Metro Employees Go To Court Over No-Overtime Rules

metro april 5.jpg
The lawyer representing two Metro employees in a pending lawsuit believes that the agency has cheated hundreds of its workers in the last couple of years, not paying them for the work they do. Now he wants those employees to come forward.

"I could win this lawsuit nine ways to Sunday," attorney Rex Burch tells Hair Balls. "Unless they affirmatively join, they won't get anything."

The whole thing started back in the fall of 2008, when, according to the lawsuit, Metro managers instructed employees to quit reporting overtime because they wouldn't be getting paid for it any longer. Two hourly-paid employees, Bente Sellars and Bridget Cormier, complained to higher-ups at Metro that they couldn't do their job without working overtime. According to Burch, the problem was compounded because Metro also cut a position from the department where Sellars and Cormier work.

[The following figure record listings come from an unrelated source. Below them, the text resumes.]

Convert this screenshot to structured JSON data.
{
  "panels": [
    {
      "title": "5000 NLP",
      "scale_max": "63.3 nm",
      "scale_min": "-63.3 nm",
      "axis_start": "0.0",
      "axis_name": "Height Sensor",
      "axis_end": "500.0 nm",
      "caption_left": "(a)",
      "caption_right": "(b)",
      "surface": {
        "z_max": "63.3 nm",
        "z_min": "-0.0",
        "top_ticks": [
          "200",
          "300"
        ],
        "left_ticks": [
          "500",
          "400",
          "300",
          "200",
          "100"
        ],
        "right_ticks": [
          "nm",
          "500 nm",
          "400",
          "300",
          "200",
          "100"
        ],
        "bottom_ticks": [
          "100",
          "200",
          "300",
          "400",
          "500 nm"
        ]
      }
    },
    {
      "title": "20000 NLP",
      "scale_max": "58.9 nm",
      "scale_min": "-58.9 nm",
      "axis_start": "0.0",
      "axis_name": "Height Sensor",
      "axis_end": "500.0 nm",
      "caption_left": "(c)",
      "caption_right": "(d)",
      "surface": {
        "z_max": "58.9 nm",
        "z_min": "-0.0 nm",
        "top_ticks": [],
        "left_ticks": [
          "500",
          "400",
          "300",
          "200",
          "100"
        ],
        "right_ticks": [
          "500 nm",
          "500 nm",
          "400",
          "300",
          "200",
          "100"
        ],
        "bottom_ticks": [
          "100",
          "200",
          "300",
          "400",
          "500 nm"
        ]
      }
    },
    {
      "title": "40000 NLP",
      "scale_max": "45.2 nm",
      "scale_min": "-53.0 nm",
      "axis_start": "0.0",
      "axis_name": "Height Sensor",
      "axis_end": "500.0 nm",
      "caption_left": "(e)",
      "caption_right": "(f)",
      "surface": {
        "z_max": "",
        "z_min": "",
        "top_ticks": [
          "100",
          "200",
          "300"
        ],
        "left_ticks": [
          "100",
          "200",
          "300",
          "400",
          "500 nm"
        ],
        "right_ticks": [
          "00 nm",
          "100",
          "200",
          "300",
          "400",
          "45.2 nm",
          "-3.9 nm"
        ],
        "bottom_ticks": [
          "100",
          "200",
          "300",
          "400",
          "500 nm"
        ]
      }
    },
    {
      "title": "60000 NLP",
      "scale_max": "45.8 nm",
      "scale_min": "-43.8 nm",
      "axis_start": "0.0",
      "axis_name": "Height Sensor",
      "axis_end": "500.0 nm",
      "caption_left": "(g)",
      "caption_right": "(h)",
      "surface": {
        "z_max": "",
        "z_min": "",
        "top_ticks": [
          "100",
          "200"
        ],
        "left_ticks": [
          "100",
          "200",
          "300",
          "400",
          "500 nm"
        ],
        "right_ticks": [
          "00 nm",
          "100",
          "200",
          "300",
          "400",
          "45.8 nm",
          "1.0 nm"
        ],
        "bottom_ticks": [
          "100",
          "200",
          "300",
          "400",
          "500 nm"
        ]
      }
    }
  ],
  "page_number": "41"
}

Sellars and Cormier, who work at Metro's downtown headquarters as account managers, made a lot of money from overtime hours. In fact, Burch says, when Metro cut the overtime, it meant the women went from making about $65,000 a year to $35,000.

But the complaints didn't change anything, Burch says, so Sellars and Cormier filed the lawsuit.

"I'm looking forward to taking Metro on on that," Burch says. "There's always a drive to do more with less, but it's amazing to me the sort of budget protestations that I'm hearing from Metro, given the fact that they can fly [Metro president] Frank Wilson and this woman all over the country."

The original lawsuit was filed a couple months ago, and after it was, Sellars and Cormier, who have both worked for Metro for about 20 years, returned to work. Metro managers called a meeting, according to Burch, to tell the employees that the no-overtime policy was sticking.

"Interesting enough, they still didn't say, 'You shouldn't be working any harder.'" Burch says. "So there's a limit on the number of hours you can get paid for, but there doesn't appear to be a limit on the number of hours you can work."

After the lawsuit was filed, Burch says, a lawyer got an anonymous letter in the mail saying that "there are a bunch of other folks that are being cheated, too. This really should be a class action."

"There's been some scuttlebutt in the [Metro] office about, 'Why can't we get help, too? It's happening to us,'" Burch says. "Everything is coming from [Metro's downtown headquarters], that's where I'm hearing it from, in terms of workers I've talked to directly. There's rumors that out in the bus shed, there are problems out there also."

So the lawsuit was amended last week to bring in collective action allegations.

If the case makes it to trial, Burch says he'll have no problem rounding up evidence on the hours Sellars and Cormier worked. They worked in an area that was videotaped.

Burch says,"In terms of proving they were doing more work than they were paid for, this case is going to be a lay down."

Metro spokeswoman Raequel Roberts sent us Metro's comment on the lawsuit: "Metro has complied and intends to comply with the Fair Labor Standards Act. We were just served with an amended complaint making allegations under the FLSA and we are looking into the matter."